While openness in adoption is becoming all the more common, and that’s a good thing, it does come with its own challenges. In the case of adoptive mom Charlene, one of her greatest fears came true. When her son was old enough, he sought out his birth family and found them. Not only did he find them, he moved across the country to live with and get to know them. For a while, Charlene felt as though she had lost her son. HER son.
There is quote that gets passed around on adoption blogs that has always stuck with me:
“She is mine in a way that she will never be hers, yet she is hers in a way that she will never be mine, and so together, we are motherhood”
Before I adopted my daughter, I did not understand this concept of mutual motherhood. I only knew my pride and the idea that my daughter should love me as her mother. Like Charlene, I was once terrified at the idea of having to “share” my child. How could someone love two mothers? Would my child love her birth mother more? Want them more? Not love me any longer?
When I adopted my daughter, my perspective changed drastically. I now understood that my daughter would have two mothers – and that was okay.
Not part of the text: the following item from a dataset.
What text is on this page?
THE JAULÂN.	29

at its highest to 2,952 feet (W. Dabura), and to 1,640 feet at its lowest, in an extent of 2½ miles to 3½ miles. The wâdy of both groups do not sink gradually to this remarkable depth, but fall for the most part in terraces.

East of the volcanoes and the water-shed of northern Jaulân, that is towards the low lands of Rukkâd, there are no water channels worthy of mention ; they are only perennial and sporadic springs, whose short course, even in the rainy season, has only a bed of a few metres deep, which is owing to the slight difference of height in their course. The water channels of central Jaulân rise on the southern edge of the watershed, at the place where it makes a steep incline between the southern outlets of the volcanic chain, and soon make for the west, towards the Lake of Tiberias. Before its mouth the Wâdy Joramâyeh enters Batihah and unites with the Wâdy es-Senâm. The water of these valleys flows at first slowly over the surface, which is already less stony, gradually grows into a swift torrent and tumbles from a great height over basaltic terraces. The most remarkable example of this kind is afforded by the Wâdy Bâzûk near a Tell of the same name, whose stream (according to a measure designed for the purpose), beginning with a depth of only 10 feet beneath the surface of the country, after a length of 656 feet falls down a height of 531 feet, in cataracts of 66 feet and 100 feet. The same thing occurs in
The fact that she had two women who loved her fiercely was the greatest kind of blessing. Her birth mom will never have the relationship I have with my daughter, and I will never have the connection with my daughter that she shares with her mom. And that is okay. That is motherhood.
If my daughter chooses to one day go live with her birth family, as Charlene experienced, I cannot lie: it will be hard. Not because I worry I will “lose” my daughter. She was never only mine. But I will miss her fiercely the way a mother misses her child. Not having your child close to you is as if your heart is off somewhere else. I will be overjoyed for her chance to bond, but still miss her as a mother would.
The update to Charlene’s story is that her son moved home. Charlene realized that her fears were generally unfounded. Charlene notes in the article: “I am now fully able to acknowledge that he is my son and he is his birth mother’s son. He is going through life, like all of us, trying to figure it all out. I can honestly say I’ve felt more these past 18 months than I have in a lifetime . . . ”
Families are fantastic and growing and no two families look the same. When we let down our guard and set down our pride, only then will our children get to experience the full depth of love and relationship they so deserve.